One day, while perusing my scriptures, I noticed that when I marked passages that were interesting to me, I didn’t usually mark entire verses, but phrases within a verse. Sometimes I would only mark two words, or three words at a time. Sermons don’t have to be long, sometimes they can be as brief as a sentence. Here is one of my favorite “Sermons in a Sentence:”
Consider this interesting verse from some of the last words of Nephi:
“I glory in plainness; I glory in truth; I glory in my Jesus, for he
hath redeemed my soul from hell” (2 Nephi 33:6).
We are accustomed to speaking of our Heavenly Father and the Lord
Jesus Christ in King James English. We pray in “thees,” “thys,” and
“thous,” scriptural pronouns that provide a bit of distance, a verbal
reverence that is appropriate and comfortable. Perhaps this is why
Nephi’s intimate phrase my Jesus stands out. “My Jesus” appears only
once in our entire standard works, from Nephi’s closing testimony in
the Book of Mormon. Yes, Jesus is Jehovah, the Holy One of Israel, the
Great I AM, the God of Abraham, Isaac, and Jacob, the Father of heaven
and earth, the Lord Jesus Christ, and the Lord God Omnipotent. But to
Nephi in his later years, He was also “my Jesus.” Nephi lost his
father and was hated by his brothers, so for him, the Savior was both
as infinite as the universe and as intimate as a friend. James Ferrell
has written, “[Jesus’] work on our behalf is at once infinite and
infinitesimal; it is so big that he offers redemption to all, and yet
so small that he offers redemption to me” (Falling to Heaven ,
(Excerpt from Sermons in a Sentence, 39).

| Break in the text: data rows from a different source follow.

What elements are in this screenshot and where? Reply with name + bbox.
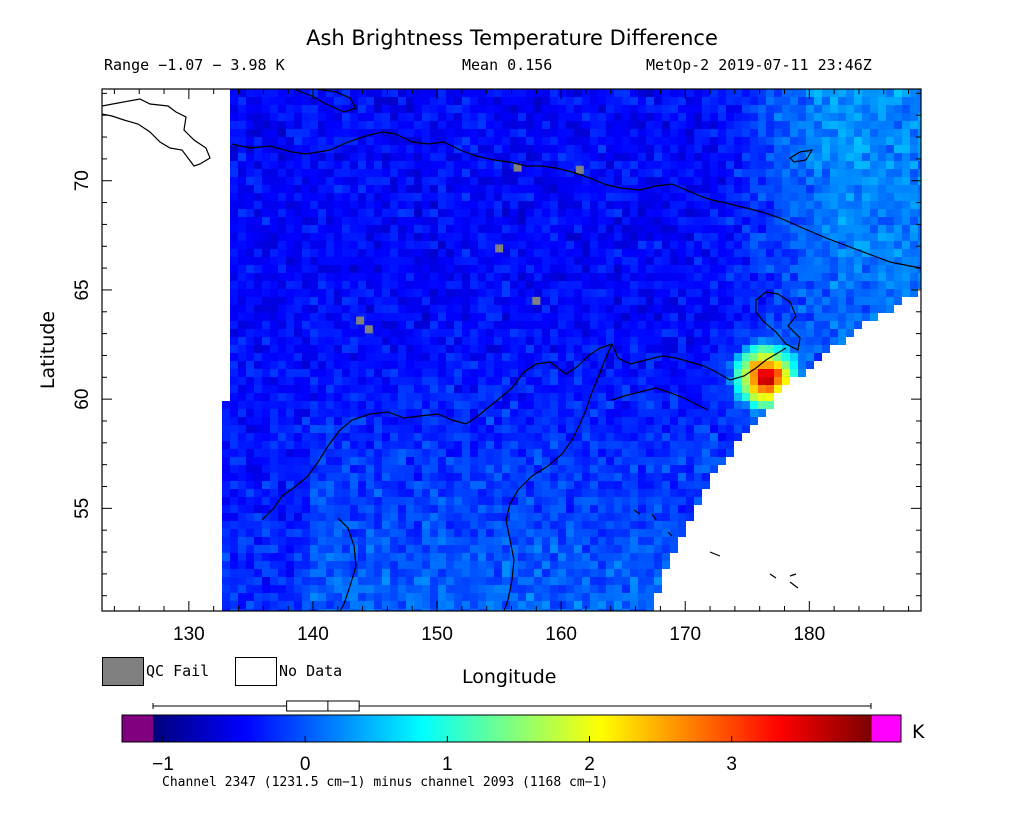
- wrangel-island: [789, 149, 814, 163]
- qc-fail-pixel: [495, 244, 504, 253]
- chart-title: Ash Brightness Temperature Difference: [306, 26, 718, 50]
- lat-tick-label: 55: [72, 498, 93, 519]
- lat-tick-label: 65: [72, 279, 93, 300]
- qc-fail-pixel: [532, 296, 541, 305]
- qc-fail-swatch: [102, 657, 144, 686]
- satellite-time-label: MetOp-2 2019-07-11 23:46Z: [646, 56, 872, 74]
- chukotka-gulf-anadyr: [755, 291, 801, 351]
- okhotsk-north-coast: [261, 343, 787, 521]
- y-axis-label: Latitude: [37, 310, 59, 390]
- lat-tick-label: 60: [72, 389, 93, 410]
- kamchatka-east-coast: [611, 387, 709, 411]
- qc-fail-label: QC Fail: [146, 662, 210, 680]
- lat-tick-label: 70: [72, 170, 93, 191]
- siberia-north-coast: [231, 131, 921, 269]
- new-siberian-islands: [295, 89, 357, 113]
- range-label: Range −1.07 − 3.98 K: [104, 56, 285, 74]
- no-data-swatch: [235, 657, 277, 686]
- coastline-outlines: [102, 89, 921, 611]
- kamchatka-peninsula: [503, 343, 613, 611]
- alaska-coastline: [102, 98, 211, 167]
- qc-fail-pixel: [513, 163, 522, 172]
- kuril-islands: [633, 509, 673, 537]
- sakhalin-coast: [337, 517, 357, 611]
- aleutian-islands: [709, 551, 799, 589]
- x-axis-label: Longitude: [462, 666, 557, 688]
- no-data-label: No Data: [279, 662, 343, 680]
- channel-footnote: Channel 2347 (1231.5 cm−1) minus channel…: [162, 775, 609, 790]
- lon-tick-label: 140: [297, 624, 329, 645]
- lon-tick-label: 150: [421, 624, 453, 645]
- qc-fail-pixel: [364, 325, 373, 334]
- lon-tick-label: 130: [173, 624, 205, 645]
- ash-btd-swath: [222, 89, 921, 611]
- axis-ticks: [102, 89, 921, 611]
- lon-tick-label: 160: [545, 624, 577, 645]
- lon-tick-label: 170: [669, 624, 701, 645]
- qc-fail-pixel: [575, 165, 584, 174]
- lon-tick-label: 180: [793, 624, 825, 645]
- axis-tick-labels: 130 140 150 160 170 180 55 60 65 70: [72, 170, 825, 645]
- mean-label: Mean 0.156: [462, 56, 553, 74]
- qc-fail-pixel: [356, 316, 365, 325]
- colorbar-unit: K: [912, 721, 925, 743]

I have your book Sermons in a Sentence. When I read this passage it changed me. I want that kind of relationship my Savior, and I will do everything I can to have that kind of relationship with Him. The glorious truth is I know that He wants that kind of relationship with me too.
I feel the same way
Just what I needed to read today. The sermon that is short and sweet. Thank you for your example and light sharing.
Just a correction: You use “Immaculate Conception” to dercsibe the conception of Jesus which is wrong. Actually the Immaculate Conception is a doctrine made infallible in the Catholic Church to dercsibe the sinless birth of Mary in preparation for her future as the mother of Jesus. The Immaculate Conception has nothing to do with the conception of Jesus. Your comment is good though.
Michele Shaw says
For years ive been collecting your CDS and books. Thank you for the wonderful inspiration you have been. Ever thought of visiting south africa?
I believe that thee, thine, thou, was really the familiar form in Nephi’s time.
Jason Payne says
I noticed that phrase also, and have found the same comfort you speak of regarding my intimate relationship with my Savior because of it. How blessed we are to know how personal and real our relationship with Christ can and should be! Thank you for the chance to reflect!